How to eat the habit burger at home without breaking the law
The habit burger is a fast-food staple.
But, according to new research from The Habit Foundation, it may be eating more than we think.
“A lot of people think it’s healthy,” co-founder and CEO Adam Pash told Fox News.
“But if you’re going to eat something that’s unhealthy, it has to be healthy.
And that means not eating it at all.”
“It’s really important for people to be aware of the health effects of their habits, and make sure that it’s something they’re really committed to,” Pash said.
“It can actually have a big impact on their health.”
Pash and co-author of the new study, Dr.

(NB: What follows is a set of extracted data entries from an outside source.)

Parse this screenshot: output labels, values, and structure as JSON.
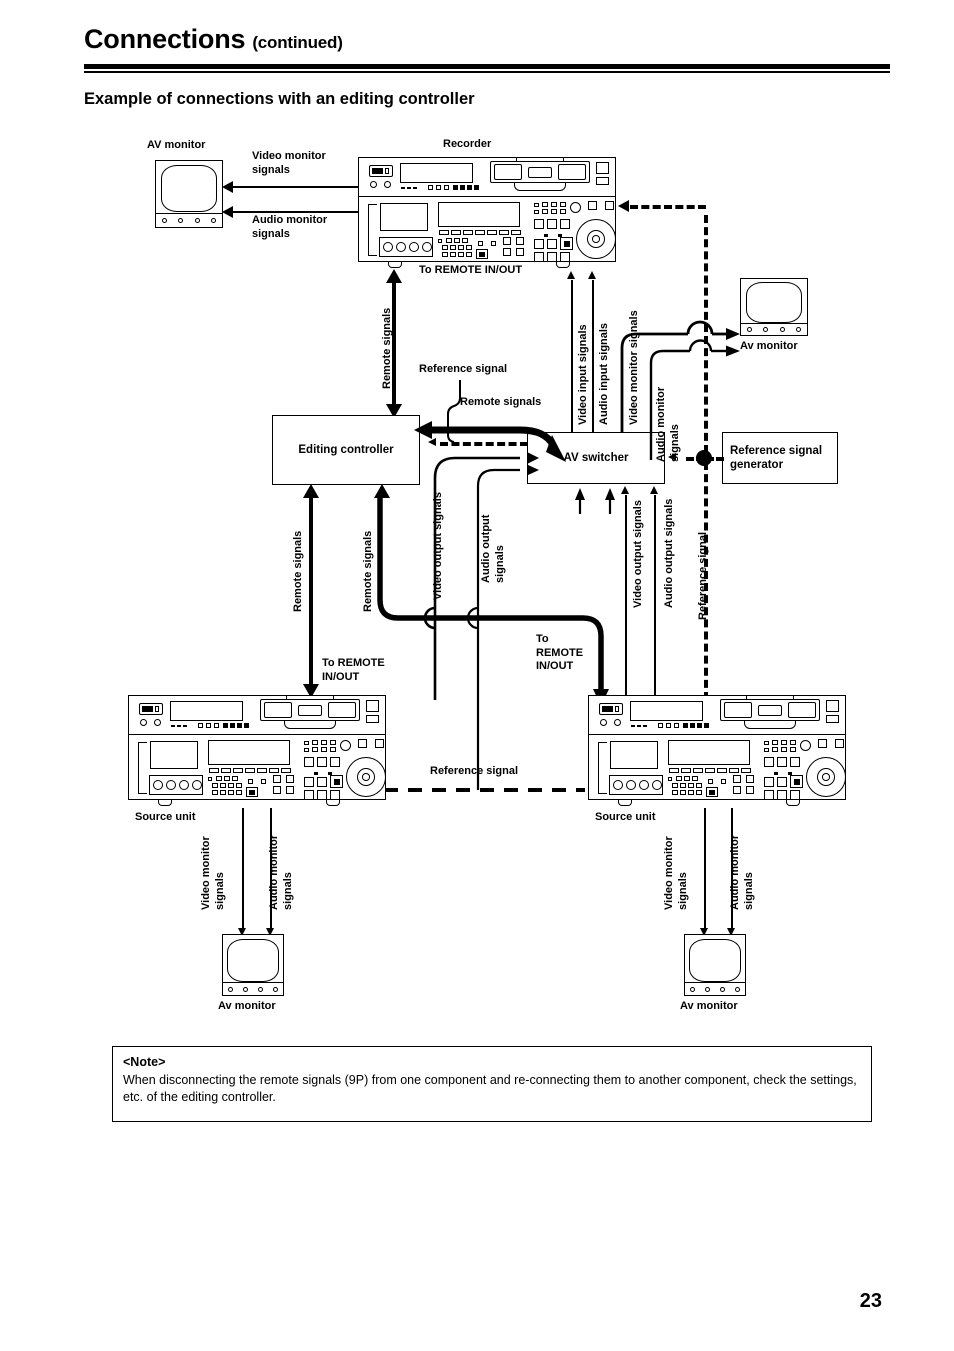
{
  "header": {
    "title": "Connections",
    "continued": "(continued)",
    "section_title": "Example of connections with an editing controller"
  },
  "page_number": "23",
  "note": {
    "title": "<Note>",
    "text": "When disconnecting the remote signals (9P) from one component and re-connecting them to another component, check the settings, etc. of the editing controller."
  },
  "devices": {
    "recorder": "Recorder",
    "editing_controller": "Editing controller",
    "av_switcher": "AV switcher",
    "reference_signal_generator": "Reference signal\ngenerator",
    "av_monitor_top_left": "AV monitor",
    "av_monitor_right": "Av monitor",
    "av_monitor_bottom_left": "Av monitor",
    "av_monitor_bottom_right": "Av monitor",
    "source_unit_left": "Source unit",
    "source_unit_right": "Source unit"
  },
  "signals": {
    "video_monitor_signals": "Video monitor\nsignals",
    "audio_monitor_signals": "Audio monitor\nsignals",
    "video_monitor_signals_1line": "Video monitor signals",
    "audio_monitor_signals_1line": "Audio monitor signals",
    "video_input_signals": "Video input signals",
    "audio_input_signals": "Audio input signals",
    "video_output_signals": "Video output signals",
    "audio_output_signals": "Audio output\nsignals",
    "audio_output_signals_1line": "Audio output signals",
    "remote_signals": "Remote signals",
    "reference_signal": "Reference signal",
    "to_remote_in_out": "To REMOTE IN/OUT",
    "to_remote_in_out_3line": "To\nREMOTE\nIN/OUT",
    "to_remote_in_out_2line": "To REMOTE\nIN/OUT"
  },
  "colors": {
    "ink": "#000000",
    "paper": "#ffffff"
  }
}
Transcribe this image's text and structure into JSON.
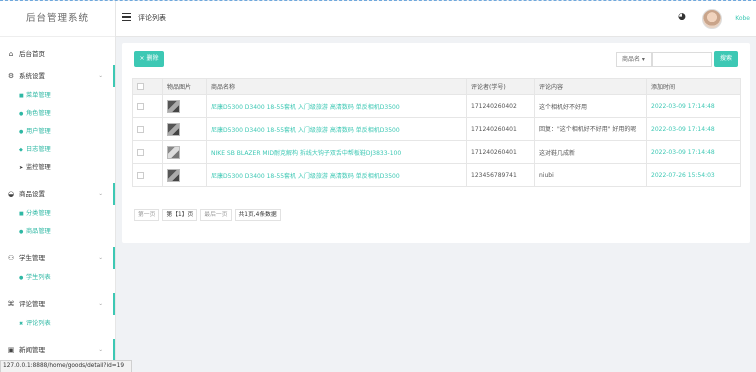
{
  "app": {
    "logo": "后台管理系统"
  },
  "sidebar": {
    "home": "后台首页",
    "system": {
      "label": "系统设置",
      "items": [
        "菜单管理",
        "角色管理",
        "用户管理",
        "日志管理",
        "监控管理"
      ]
    },
    "goods": {
      "label": "商品设置",
      "items": [
        "分类管理",
        "商品管理"
      ]
    },
    "students": {
      "label": "学生管理",
      "items": [
        "学生列表"
      ]
    },
    "comments": {
      "label": "评论管理",
      "items": [
        "评论列表"
      ]
    },
    "news": {
      "label": "新闻管理"
    }
  },
  "topbar": {
    "title": "评论列表",
    "username": "Kobe"
  },
  "toolbar": {
    "delete_label": "× 删除",
    "search_field": "商品名 ▾",
    "search_placeholder": "",
    "search_label": "搜索"
  },
  "table": {
    "headers": [
      "物品图片",
      "商品名称",
      "评论者(学号)",
      "评论内容",
      "添加时间"
    ],
    "rows": [
      {
        "name": "尼康D5300 D3400 18-55套机 入门级旅游 高清数码 单反相机D3500",
        "user": "171240260402",
        "content": "这个相机好不好用",
        "time": "2022-03-09 17:14:48"
      },
      {
        "name": "尼康D5300 D3400 18-55套机 入门级旅游 高清数码 单反相机D3500",
        "user": "171240260401",
        "content": "回复：\"这个相机好不好用\" 好用的呢",
        "time": "2022-03-09 17:14:48"
      },
      {
        "name": "NIKE SB BLAZER MID耐克解构 拆线大钩子双舌中帮板鞋DJ3833-100",
        "user": "171240260401",
        "content": "这对鞋几成新",
        "time": "2022-03-09 17:14:48"
      },
      {
        "name": "尼康D5300 D3400 18-55套机 入门级旅游 高清数码 单反相机D3500",
        "user": "123456789741",
        "content": "niubi",
        "time": "2022-07-26 15:54:03"
      }
    ]
  },
  "pagination": {
    "first": "第一页",
    "current": "第【1】页",
    "last": "最后一页",
    "total": "共1页,4条数据"
  },
  "statusbar": {
    "url": "127.0.0.1:8888/home/goods/detail?id=19"
  },
  "colors": {
    "accent": "#3dc8b4"
  }
}
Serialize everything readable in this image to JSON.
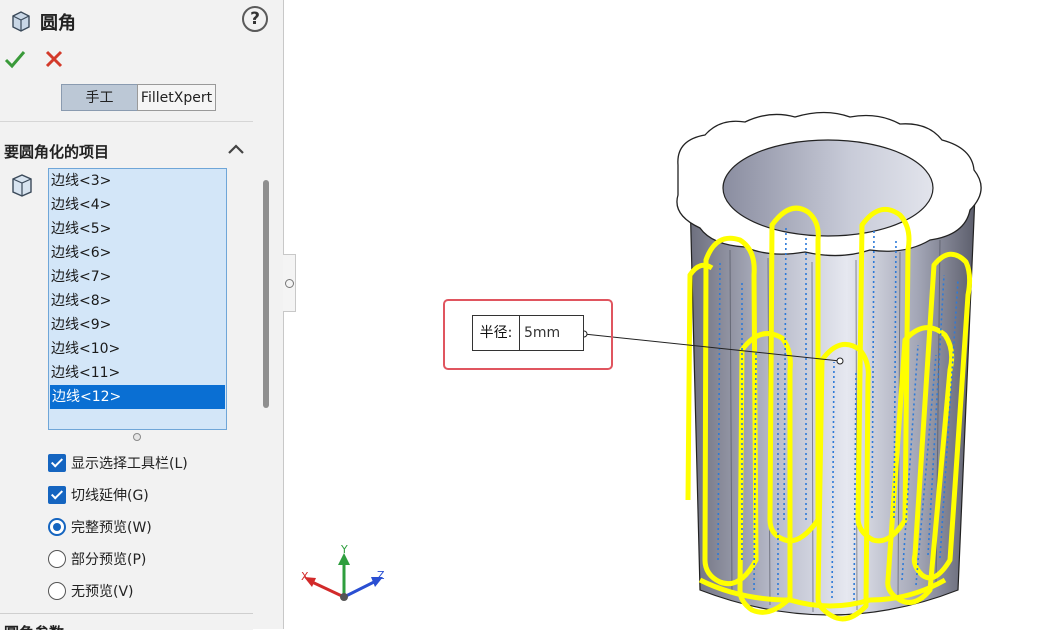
{
  "panel": {
    "title": "圆角",
    "help_symbol": "?",
    "tabs": {
      "manual": "手工",
      "expert": "FilletXpert"
    },
    "items_section": {
      "title": "要圆角化的项目",
      "edges": [
        "边线<3>",
        "边线<4>",
        "边线<5>",
        "边线<6>",
        "边线<7>",
        "边线<8>",
        "边线<9>",
        "边线<10>",
        "边线<11>",
        "边线<12>"
      ],
      "selected_edge": "边线<12>"
    },
    "options": {
      "show_selection_toolbar": {
        "label": "显示选择工具栏(L)",
        "checked": true
      },
      "tangent_propagation": {
        "label": "切线延伸(G)",
        "checked": true
      },
      "full_preview": {
        "label": "完整预览(W)",
        "selected": true
      },
      "partial_preview": {
        "label": "部分预览(P)",
        "selected": false
      },
      "no_preview": {
        "label": "无预览(V)",
        "selected": false
      }
    },
    "next_section_title": "圆角参数"
  },
  "viewport": {
    "radius_label": "半径:",
    "radius_value": "5mm",
    "triad": {
      "x": "X",
      "y": "Y",
      "z": "Z"
    }
  },
  "colors": {
    "highlight": "#ffff00",
    "accent": "#0a6fd3",
    "callout_border": "#e0555f",
    "ok_green": "#3a9a3a",
    "cancel_red": "#d33a2a"
  }
}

Paul S. Sperling, believe that the habit burgers are not as healthy as they might appear.
They were inspired by the American Heart Association’s Dietary Guidelines, which say, “consumption of more than 1 serving of whole foods and less than 1 cup of solid foods per day is good for heart health.”
They found that the amount of calories in the habit foods were more than twice as much as the amount they were reported to be providing in the Dietary Guidelines.
“We think the takeaway here is to think of these habits as foods that are potentially harmful,” Sperles told FoxNews.com.
“So if you eat one habit burger, that’s three calories and four grams of fat.”
The habit burgers, which are known as “sugarless” burgers, are a staple in fast-casual restaurants and fast-moving fast food chains.
The idea is that eating a single habit burger and eating a salad is equivalent to two burgers.
“The idea is to eat a single behavior and then, once you have it, eat another behavior and repeat that process,” Pish said.
Pash added that the researchers have no way of knowing if the new research is accurate, and he said they do not expect it to be.
“There are certainly many more studies, but these are the only ones we’re aware of,” he said.
The researchers conducted their study with nearly 1,000 adults ages 21 to 65, from a variety of locations in California.
The participants were randomly assigned to one of two groups: 1) eating one habit Burger, which consisted of a burger, a sandwich, and a potato salad, or 2) eating a healthy diet.
The research was supported by the National Institutes of Health and the U.S. Department of Agriculture.